I have always started with the truth that God is good, He is love, and more wonderful than we can imagine. I don’t allow anyone to tell me otherwise. Every now and then, as in any institution I run into people who put the institution first. I feel sorry for them that they are misinformed and pray God will “wink” at their ignorance. There are some leaders like that, but I think the majority of members have moved on.

BTW I worked in the denomination for 25 years in editorial and executive assistant work, studied theology at Loma Linda University for four years while my husband was in dental school. He went from there into nonprofit work near the border and never made money in the field. We came back to Md where I worked at the GC in 1984. He worked in dental insurance and saw how crooked that was and went to dental assisting until he got Lyme disease and had to quit at 56. At the GC I saw some political jostling but theologically did not pick up anything like you experienced. Our scholars and many administrators are believers in righteousness by faith. Some evangelists still focus on doctrine and infer Sabbath keeping is necessary for salvation in the last days. I am totally against that. Sabbath is a symbol of rest in Christ’s righteousness. We are saved unless we reject His sacrifice, not a church. A day cannot save.

A few years ago I heard Robert Wieland speak, and I think he has it right that we are born legally saved by Christ’s righteousness from the foundation of the world. This message has caught on… Whatever,anyone teaching that children are not saved, is in error. It does not square with the character of God as represented by Jesus. I believe in progressive truth and we weren’t supposed to stop learning when our founders died (and they said so). Knowledge has increased in the Bible and in all areas. .The editor of Adventist Review stated that Desmond Ford (when he died) was a positive influence to the church by preaching Christ as our righteousness. He helped change our focus and many before and after him.

The church erred in making EGW infallible to so many (who didn’t think for themselves). She lived in a different era and accepted much of her culture with other Christians. Like the Bible, her principles were right and her advice needed to be taken in context and in whole not as selected texts. People use her as proof texts to this day. Taking the Bible as verbally infallible is impossible and still be true to its principles. It was not dictated by God.

I feel sad about your father. But be comforted; he will praise God when he awakens. It’s too bad his life couldn’t have been better and those he preached to. This comes from the false doctrine of original sin and perfectionism which is regaining adherents among some on the fringes of Adventism. Unfortunately, it appears we will always have demonic off-shoots and fringe groups–that is how satan uses religion (like the Qron group).
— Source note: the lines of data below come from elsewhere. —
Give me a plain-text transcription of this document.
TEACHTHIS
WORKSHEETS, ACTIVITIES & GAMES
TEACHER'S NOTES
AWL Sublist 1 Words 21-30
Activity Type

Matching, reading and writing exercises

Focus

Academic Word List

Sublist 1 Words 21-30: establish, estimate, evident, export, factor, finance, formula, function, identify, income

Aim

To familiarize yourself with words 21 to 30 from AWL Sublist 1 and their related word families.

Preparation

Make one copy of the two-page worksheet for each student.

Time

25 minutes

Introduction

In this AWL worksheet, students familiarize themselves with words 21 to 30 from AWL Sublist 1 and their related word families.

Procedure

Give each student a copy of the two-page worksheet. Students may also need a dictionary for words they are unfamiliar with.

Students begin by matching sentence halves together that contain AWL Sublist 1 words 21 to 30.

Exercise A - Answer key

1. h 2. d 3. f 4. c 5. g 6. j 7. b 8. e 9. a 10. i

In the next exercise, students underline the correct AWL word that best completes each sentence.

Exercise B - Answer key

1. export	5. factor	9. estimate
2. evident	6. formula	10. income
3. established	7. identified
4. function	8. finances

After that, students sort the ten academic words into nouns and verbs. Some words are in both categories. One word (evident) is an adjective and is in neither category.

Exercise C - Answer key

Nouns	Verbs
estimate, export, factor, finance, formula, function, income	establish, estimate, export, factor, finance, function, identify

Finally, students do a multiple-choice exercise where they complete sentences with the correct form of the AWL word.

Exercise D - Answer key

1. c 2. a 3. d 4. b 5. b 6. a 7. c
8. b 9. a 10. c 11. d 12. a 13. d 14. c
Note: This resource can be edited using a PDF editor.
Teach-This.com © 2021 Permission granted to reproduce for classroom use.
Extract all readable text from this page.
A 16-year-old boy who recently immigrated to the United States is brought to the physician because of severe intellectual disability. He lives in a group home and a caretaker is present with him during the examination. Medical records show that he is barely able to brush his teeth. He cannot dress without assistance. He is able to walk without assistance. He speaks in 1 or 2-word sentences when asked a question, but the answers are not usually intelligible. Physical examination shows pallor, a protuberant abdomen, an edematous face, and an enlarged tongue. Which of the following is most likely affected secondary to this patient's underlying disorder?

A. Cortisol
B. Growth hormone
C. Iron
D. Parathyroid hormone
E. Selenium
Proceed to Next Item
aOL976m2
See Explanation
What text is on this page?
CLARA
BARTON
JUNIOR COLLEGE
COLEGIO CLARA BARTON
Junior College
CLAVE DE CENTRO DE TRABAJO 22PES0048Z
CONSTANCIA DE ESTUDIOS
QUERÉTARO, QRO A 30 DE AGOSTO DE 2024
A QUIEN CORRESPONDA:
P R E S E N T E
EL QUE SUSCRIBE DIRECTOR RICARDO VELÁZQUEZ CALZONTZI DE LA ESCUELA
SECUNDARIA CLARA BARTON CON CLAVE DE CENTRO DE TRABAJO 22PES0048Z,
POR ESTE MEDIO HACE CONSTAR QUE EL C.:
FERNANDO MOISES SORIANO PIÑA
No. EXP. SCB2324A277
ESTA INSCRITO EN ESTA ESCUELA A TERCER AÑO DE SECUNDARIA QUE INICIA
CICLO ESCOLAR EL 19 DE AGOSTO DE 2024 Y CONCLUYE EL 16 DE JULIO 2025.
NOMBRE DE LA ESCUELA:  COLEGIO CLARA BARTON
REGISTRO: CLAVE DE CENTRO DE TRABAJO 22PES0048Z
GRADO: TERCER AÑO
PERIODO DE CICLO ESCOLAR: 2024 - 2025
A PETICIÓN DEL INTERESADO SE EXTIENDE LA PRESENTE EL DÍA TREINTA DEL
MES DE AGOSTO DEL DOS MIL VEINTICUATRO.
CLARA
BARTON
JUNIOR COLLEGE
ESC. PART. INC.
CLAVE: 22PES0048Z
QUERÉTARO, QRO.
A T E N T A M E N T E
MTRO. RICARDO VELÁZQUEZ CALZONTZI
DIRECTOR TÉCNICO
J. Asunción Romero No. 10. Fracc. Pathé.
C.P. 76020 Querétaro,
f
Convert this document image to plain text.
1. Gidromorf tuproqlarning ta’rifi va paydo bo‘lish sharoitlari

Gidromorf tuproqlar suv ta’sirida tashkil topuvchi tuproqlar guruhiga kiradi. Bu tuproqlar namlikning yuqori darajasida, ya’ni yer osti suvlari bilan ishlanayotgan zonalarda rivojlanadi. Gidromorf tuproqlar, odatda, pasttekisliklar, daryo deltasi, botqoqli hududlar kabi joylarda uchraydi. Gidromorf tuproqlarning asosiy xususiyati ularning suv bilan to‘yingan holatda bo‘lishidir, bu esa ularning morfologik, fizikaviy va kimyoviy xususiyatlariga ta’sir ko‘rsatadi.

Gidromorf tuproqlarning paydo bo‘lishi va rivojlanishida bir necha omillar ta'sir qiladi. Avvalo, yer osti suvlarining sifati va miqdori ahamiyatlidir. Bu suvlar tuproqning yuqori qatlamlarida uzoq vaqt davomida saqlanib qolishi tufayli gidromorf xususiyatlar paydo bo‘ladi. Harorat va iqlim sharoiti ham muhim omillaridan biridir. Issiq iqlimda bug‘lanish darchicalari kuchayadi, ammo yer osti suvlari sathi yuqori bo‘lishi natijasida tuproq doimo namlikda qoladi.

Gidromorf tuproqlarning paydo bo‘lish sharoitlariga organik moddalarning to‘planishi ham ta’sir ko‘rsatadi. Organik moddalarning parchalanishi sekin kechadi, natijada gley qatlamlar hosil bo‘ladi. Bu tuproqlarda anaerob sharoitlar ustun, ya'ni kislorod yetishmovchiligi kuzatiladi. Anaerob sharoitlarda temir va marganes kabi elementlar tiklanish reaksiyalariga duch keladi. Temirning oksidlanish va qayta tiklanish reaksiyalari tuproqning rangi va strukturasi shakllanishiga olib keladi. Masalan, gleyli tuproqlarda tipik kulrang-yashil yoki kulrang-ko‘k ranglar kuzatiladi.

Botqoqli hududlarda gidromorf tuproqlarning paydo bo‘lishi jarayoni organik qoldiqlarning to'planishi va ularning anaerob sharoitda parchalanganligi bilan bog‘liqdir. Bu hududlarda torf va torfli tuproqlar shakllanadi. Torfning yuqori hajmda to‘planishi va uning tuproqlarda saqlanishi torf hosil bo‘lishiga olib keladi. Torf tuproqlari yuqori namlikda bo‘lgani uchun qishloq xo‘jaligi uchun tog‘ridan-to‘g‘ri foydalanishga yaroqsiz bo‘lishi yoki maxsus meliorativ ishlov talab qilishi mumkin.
Have you heard the one about the three three blind men who try to describe an elephant based only on what they can feel with their hands?

Obviously, each comes away with a different understanding of what an elephant is “really” like, having touched only the ear, the leg, the tail, etc.

So I disagree.

We went to the same church.

Only at some point you decided that you wanted in and now, apparently, you don’t want out, so you’re willing to overlook whatever you must, in order to stay in your pew.

I, on the other hand, was forced into Adventism from birth but slowly saw the truth in something Woody Allen said, that is, that I didn’t want to belong to any group, club, organization or institution that would have me for a member!

Further, people who have decided to stay SDA’s invariably imply or insist that I’ve made a mistake or that the church has changed. But I know this is not the case. Churches are like elephants in that they are always the same and cannot become something they are not.

Most importantly from my perspective, if a church really does renounce its former “truths”, such as the notion that Beatles’ music is bad, you’ll go to hell if you don’t give them ten percent of you income, EGW’s teachings cannot reasonably be thought of as a demonic offshoot of Christ’s “real” Gospel, etc., then the next logical question is which of their purported “truths” will they abandon next?

For my part, I am no longer interested in, or amused by such an unpredictable guessing game!